I have two news for you: good and bad.
I'll start with the bad : there are no completely ready open solutions (at least they are not known to me).
And the good news is that the existing free tools are enough to build the solution you need.
I'll tell you how I solved a similar problem, maybe my experience will help you with something.
So, of all the obvious solutions, I preferred to use DOM tree transmission from client to operator and broadcast tree mutations and user actions. This approach allows you to abstract from the complexity of the target site and make the decision as flexible and versatile as possible.
The whole task can be divided into several parts:
- Get the DOM tree on the client and serialize it
- Transfer it to the operator
- Restore the tree from the operator
- Pick up tree mutations from the client and transfer them to the operator
- (Optional) Send user events (scrolling, navigation, keystroke, etc.) from the client to the operator
- (Optional) Transfer text from operator to client
1. Getting the DOM tree and its serialization:
Getting the tree itself is a trivial task. You can use the standard JS DOM API for this. You can start from the root node:
var root = document;
By traversing the child elements of this node, and throwing out potentially problematic / useless nodes (like <script> and <object> ), you get a subset of the tree that needs to be serialized to get an equivalent picture from the operator and client.
And here magic begins: a page with the same markup leads to building a different DOM object tree in different browsers. IE8 behaves the coolest, creating an additional text node for each line feed between tags ... But this problem can also be handled. How exactly, I will not tell, the problem is quite extensive.

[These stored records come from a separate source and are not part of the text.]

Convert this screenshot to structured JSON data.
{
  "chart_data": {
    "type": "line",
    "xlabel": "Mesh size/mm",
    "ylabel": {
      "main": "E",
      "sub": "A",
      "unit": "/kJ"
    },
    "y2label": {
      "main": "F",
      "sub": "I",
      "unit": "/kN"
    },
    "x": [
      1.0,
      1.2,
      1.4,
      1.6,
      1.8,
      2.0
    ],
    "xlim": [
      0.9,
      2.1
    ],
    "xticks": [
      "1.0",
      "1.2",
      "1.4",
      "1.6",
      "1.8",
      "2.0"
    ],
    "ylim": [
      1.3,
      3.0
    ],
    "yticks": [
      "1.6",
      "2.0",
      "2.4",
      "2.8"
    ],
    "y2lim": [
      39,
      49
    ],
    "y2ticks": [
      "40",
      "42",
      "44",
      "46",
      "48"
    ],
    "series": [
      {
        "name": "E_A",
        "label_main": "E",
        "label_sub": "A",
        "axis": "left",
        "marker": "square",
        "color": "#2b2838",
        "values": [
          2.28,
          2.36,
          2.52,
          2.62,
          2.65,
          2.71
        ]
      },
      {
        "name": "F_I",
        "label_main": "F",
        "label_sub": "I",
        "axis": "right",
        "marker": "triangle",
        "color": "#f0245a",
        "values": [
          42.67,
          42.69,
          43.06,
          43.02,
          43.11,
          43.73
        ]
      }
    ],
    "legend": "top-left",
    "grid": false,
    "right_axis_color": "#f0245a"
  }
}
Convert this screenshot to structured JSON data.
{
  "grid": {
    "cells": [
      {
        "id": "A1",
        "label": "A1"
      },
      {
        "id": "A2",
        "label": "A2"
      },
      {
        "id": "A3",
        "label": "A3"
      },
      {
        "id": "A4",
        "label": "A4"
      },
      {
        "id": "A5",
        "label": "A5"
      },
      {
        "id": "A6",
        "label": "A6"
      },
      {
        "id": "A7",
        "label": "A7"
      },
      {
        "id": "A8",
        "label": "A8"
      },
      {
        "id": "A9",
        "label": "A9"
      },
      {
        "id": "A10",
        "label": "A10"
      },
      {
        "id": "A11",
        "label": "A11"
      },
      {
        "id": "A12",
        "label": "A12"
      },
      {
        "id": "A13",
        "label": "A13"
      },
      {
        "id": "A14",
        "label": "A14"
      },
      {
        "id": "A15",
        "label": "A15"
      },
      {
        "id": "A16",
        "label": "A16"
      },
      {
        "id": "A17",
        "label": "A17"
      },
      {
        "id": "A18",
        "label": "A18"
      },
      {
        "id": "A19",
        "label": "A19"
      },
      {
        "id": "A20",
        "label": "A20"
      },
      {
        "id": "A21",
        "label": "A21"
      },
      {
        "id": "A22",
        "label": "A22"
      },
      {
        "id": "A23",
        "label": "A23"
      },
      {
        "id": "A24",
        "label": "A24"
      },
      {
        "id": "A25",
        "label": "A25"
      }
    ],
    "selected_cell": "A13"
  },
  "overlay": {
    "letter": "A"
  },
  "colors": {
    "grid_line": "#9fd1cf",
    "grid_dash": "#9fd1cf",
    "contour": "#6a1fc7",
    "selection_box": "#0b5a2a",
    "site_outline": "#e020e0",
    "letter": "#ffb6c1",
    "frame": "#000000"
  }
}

Once you have a subset of the DOM tree, you need to serialize it. If for each node to keep its type, name as well as attributes (if they exist and if the type of the node can contain them), you can get the usual tree JSON.
2. Passing the serialized tree to the operator
There may be many options. I would start with Socket.io, it will allow you to reduce the amount of headache in the following paragraphs.
3. Restore the tree from the operator
JS allows you to dynamically create empty iframes (without src attributes) and dynamically work with their contents. Having properly serialized in JSON a tree to reconstruct the DOM object tree from it is no problem.
4. Pick up tree mutations from the client and transfer them to the operator
Not many people know, but in the DOM API there is a thing called MutationObserver . Using its API, you can dynamically pick up tree mutations and transfer it (using Socket.io means in real-time) to the operator. Again, there is a separate task for serializing / deserializing changes, but I trust you to solve this task yourself :)
5. (Optional) Send user events from client to operator
JS allows you to bind to arbitrary window events. To broadcast these events (being able to translate the coordinates of the nodes) is a trivial task.
6. (Optional) Transfer text from operator to client
For cross-browser work with text selection, there is a library Rangy . It is not difficult to get and restore text selection with its use. The most interesting task is to correctly calculate the coordinates of the beginning and end of the nodes (I remind you that the operator and client DOM trees are similar, but not equivalent, due to browser features). But this topic is very extensive and substantially related to the decisions you made in the preceding paragraphs. Therefore, you will have to solve this problem yourself.
As you already could understand, this topic is very, very extensive and, well, it does not fit into the QA format promoted by StackOverflow. Nevertheless, the question is very interesting, I think if you have specific questions on the technologies mentioned above, do not hesitate to fill them in with separate questions.